Sistemas prevalecentes de posse da terra

- According to the 1991 Law No. 256-XII on Property, property might be state,   collective or private property, as in Article 4 Part II.

- The 1996 Law on Land Reform specified three forms of land ownership: state, municipal and private. During the land reform process, the land of inhabited localities, pastures near villages, land allocated for possible development of the inhabited localities and land of little or no agricultural value were transferred to municipal ownership. Land used by the state − namely land under state institutions, pipelines, railways and main roads, water and forest resources and summer and winter pastures − remained under state ownership (15).

- According to the same law, which distributed all the land traditionally held by large collectives to rural households, land was transferred into private title for free. As a result, more than 3.5 million people became owners of land. A title holder could freely sell, exchange, will, let or mortgage the land (19).

- Private ownership includes parcels legally used by citizens – such as land under residential houses – household parcels, individual, collective and cooperative gardens, land under management of state-owned “dachas” and privatized land of state and collective farms.
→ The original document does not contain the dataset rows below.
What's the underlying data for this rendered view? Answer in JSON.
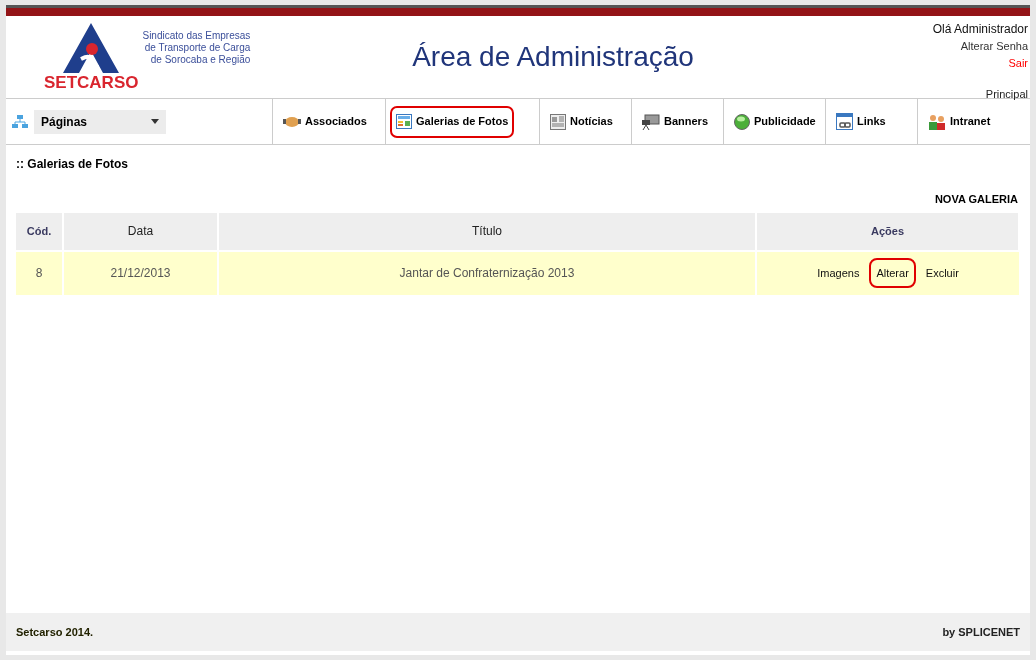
{
  "header": {
    "logo_text": "SETCARSO",
    "tagline": [
      "Sindicato das Empresas",
      "de Transporte de Carga",
      "de Sorocaba e Região"
    ],
    "title": "Área de Administração",
    "user_links": [
      {
        "kind": "greeting",
        "label": "Olá Administrador"
      },
      {
        "kind": "link",
        "label": "Alterar Senha"
      },
      {
        "kind": "logout",
        "label": "Sair"
      }
    ],
    "breadcrumb": "Principal"
  },
  "nav": {
    "dropdown": "Páginas",
    "items": [
      {
        "label": "Associados",
        "highlighted": false
      },
      {
        "label": "Galerias de Fotos",
        "highlighted": true
      },
      {
        "label": "Notícias",
        "highlighted": false
      },
      {
        "label": "Banners",
        "highlighted": false
      },
      {
        "label": "Publicidade",
        "highlighted": false
      },
      {
        "label": "Links",
        "highlighted": false
      },
      {
        "label": "Intranet",
        "highlighted": false
      }
    ]
  },
  "section_title": ":: Galerias de Fotos",
  "new_button": "NOVA GALERIA",
  "table": {
    "columns": [
      "Cód.",
      "Data",
      "Título",
      "Ações"
    ],
    "rows": [
      {
        "cells": [
          "8",
          "21/12/2013",
          "Jantar de Confraternização 2013"
        ],
        "actions": [
          {
            "label": "Imagens",
            "highlighted": false
          },
          {
            "label": "Alterar",
            "highlighted": true
          },
          {
            "label": "Excluir",
            "highlighted": false
          }
        ]
      }
    ]
  },
  "footer": {
    "left": "Setcarso 2014.",
    "right": "by SPLICENET"
  }
}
- In 2004, as a result of reform,  4.92 million ha, or 56.9 percent of total land, remained in state ownership, 2.05 million ha, or 23.7 percent of total land, were in municipal ownership and 1.67 million ha, or 19.4 percent of total land, were privatized (20).
In 2004, 98.1 percent of eligible families – 866 678 families out of 872 855 eligible families – had land (20).

- IDPs and refugees did not receive land and other agricultural assets in the farm privatization process. Although about 57 percent of all IDPs and refugee households in rural areas have access to some land, the average land size per household member is 0.09 hectares per capita, which is considerably lower than the rural average of 0.3 hectares (21).
After adoption of a governmental decree in 2000, about 20 000 IDPs temporarily settled in rural areas and rented from municipalities about 60 000 hectares of land for temporary use (21).

- The 1998 Law on Lease of Land No.587-IG establishes that state, municipal and private land can be leased. Citizens, legal entities and foreigners are allowed to lease land. Leases can be for short-term or long-term use and lease fees may be paid in cash or in kind (20).